Pobreza y falta de oportunidades amenazan seguridad interior

 
La violencia y la delincuencia son fenómenos asociados a “factores de carácter estructural” como la marginación y la pobreza, reconoce el Programa para la Seguridad Nacional 2014-2018. Una política multidimensional para México en el siglo XXI.
 
Además, el análisis observa que “la falta de oportunidades laborales y la desocupación se han convertido en factores precursores de la violencia. Asimismo, el acceso limitado a la educación media y superior y la deserción escolar pueden convertirse en factores de riesgo. Los niveles de escolaridad se encuentran asociados con las expectativas a futuro de las personas y sus posibilidades de movilidad social. Por ello, la falta de oportunidades educativas puede llevar a las personas a considerar a la delincuencia como una alternativa”.
 
El documento señala que la desigualdad social y la pérdida de espacios públicos (en favor de los privados) generan confrontaciones y conflictos que han rebasado a las autoridades. A esto se suma la “baja confianza en las autoridades encargadas de la operación de los sistemas de procuración de justicia. Esta situación se ha visto reflejada negativamente en los índices de impunidad y corrupción, así como en el ineficiente desempeño de las instituciones de justicia”.
 

Los saldos del calderonismo

 
La situación del país en los últimos años estuvo marcada por la capacidad de la delincuencia organizada para corromper y “fortalecer su presencia” en “zonas específicas” del territorio nacional.
 
Según el documento rector de la política de seguridad nacional del Estado mexicano, las instituciones de seguridad pública –“poco estructuradas y poco profesionalizadas”– no fueron capaces de detener la penetración del crimen organizado en varias regiones del país.
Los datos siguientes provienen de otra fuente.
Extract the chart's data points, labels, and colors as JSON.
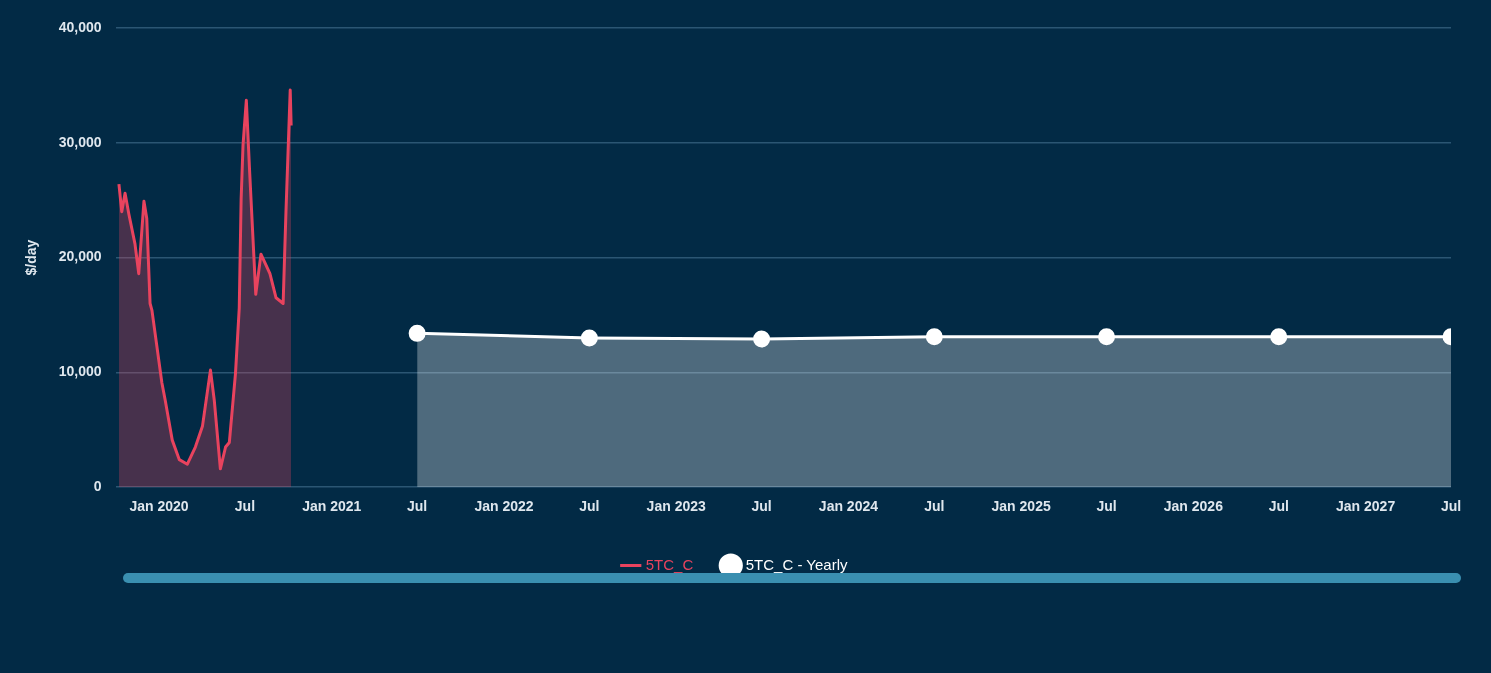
{
  "chart_data": {
    "type": "area",
    "ylabel": "$/day",
    "xlim": [
      "2019-10-01",
      "2027-07-01"
    ],
    "xticks": [
      {
        "value": "2020-01-01",
        "label": "Jan 2020"
      },
      {
        "value": "2020-07-01",
        "label": "Jul"
      },
      {
        "value": "2021-01-01",
        "label": "Jan 2021"
      },
      {
        "value": "2021-07-01",
        "label": "Jul"
      },
      {
        "value": "2022-01-01",
        "label": "Jan 2022"
      },
      {
        "value": "2022-07-01",
        "label": "Jul"
      },
      {
        "value": "2023-01-01",
        "label": "Jan 2023"
      },
      {
        "value": "2023-07-01",
        "label": "Jul"
      },
      {
        "value": "2024-01-01",
        "label": "Jan 2024"
      },
      {
        "value": "2024-07-01",
        "label": "Jul"
      },
      {
        "value": "2025-01-01",
        "label": "Jan 2025"
      },
      {
        "value": "2025-07-01",
        "label": "Jul"
      },
      {
        "value": "2026-01-01",
        "label": "Jan 2026"
      },
      {
        "value": "2026-07-01",
        "label": "Jul"
      },
      {
        "value": "2027-01-01",
        "label": "Jan 2027"
      },
      {
        "value": "2027-07-01",
        "label": "Jul"
      }
    ],
    "ylim": [
      0,
      40000
    ],
    "yticks": [
      0,
      {
        "value": 10000,
        "label": "10,000"
      },
      {
        "value": 20000,
        "label": "20,000"
      },
      {
        "value": 30000,
        "label": "30,000"
      },
      {
        "value": 40000,
        "label": "40,000"
      }
    ],
    "grid": "y",
    "legend": "bottom",
    "marker": "circle",
    "series": [
      {
        "name": "5TC_C",
        "color": "#e8435e",
        "marker": "none",
        "x": [
          "2019-10-08",
          "2019-10-14",
          "2019-10-21",
          "2019-10-29",
          "2019-11-11",
          "2019-11-19",
          "2019-11-30",
          "2019-12-06",
          "2019-12-13",
          "2019-12-17",
          "2020-01-07",
          "2020-01-14",
          "2020-01-29",
          "2020-02-13",
          "2020-03-01",
          "2020-03-18",
          "2020-04-02",
          "2020-04-19",
          "2020-04-27",
          "2020-05-10",
          "2020-05-21",
          "2020-05-29",
          "2020-06-11",
          "2020-06-19",
          "2020-06-23",
          "2020-06-27",
          "2020-07-04",
          "2020-07-11",
          "2020-07-24",
          "2020-08-04",
          "2020-08-23",
          "2020-09-05",
          "2020-09-20",
          "2020-09-26",
          "2020-10-05",
          "2020-10-07"
        ],
        "values": [
          26400,
          24000,
          25600,
          23800,
          21200,
          18600,
          24900,
          23400,
          16000,
          15400,
          9100,
          7600,
          4100,
          2400,
          2000,
          3500,
          5300,
          10200,
          7600,
          1600,
          3500,
          3900,
          9900,
          15600,
          25100,
          29800,
          33700,
          27500,
          16800,
          20300,
          18600,
          16500,
          16000,
          24000,
          34600,
          31500
        ]
      },
      {
        "name": "5TC_C - Yearly",
        "color": "#ffffff",
        "x": [
          "2021-07-01",
          "2022-07-01",
          "2023-07-01",
          "2024-07-01",
          "2025-07-01",
          "2026-07-01",
          "2027-07-01"
        ],
        "values": [
          13400,
          13000,
          12900,
          13100,
          13100,
          13100,
          13100
        ]
      }
    ]
  }
}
Aunque no mencione explícitamente al gobierno de Felipe Calderón, el texto es contundente en su evaluación de “los últimos años”:
 
“El crecimiento de las organizaciones criminales tuvo lugar bajo un escenario de escasa coordinación entre los tres órdenes de gobierno, una creciente desconfianza entre corporaciones de seguridad y una relativa resistencia a la colaboración conjunta. Con el paso del tiempo, la presencia de grupos criminales y otros actores armados no estatales en algunas zonas del país se convirtió en una amenaza que rebasó la capacidad de las autoridades locales.”
 
El escrito explica que esos fenómenos dejaron de ser del ámbito de la seguridad pública y se convirtieron entonces en asuntos de seguridad interior.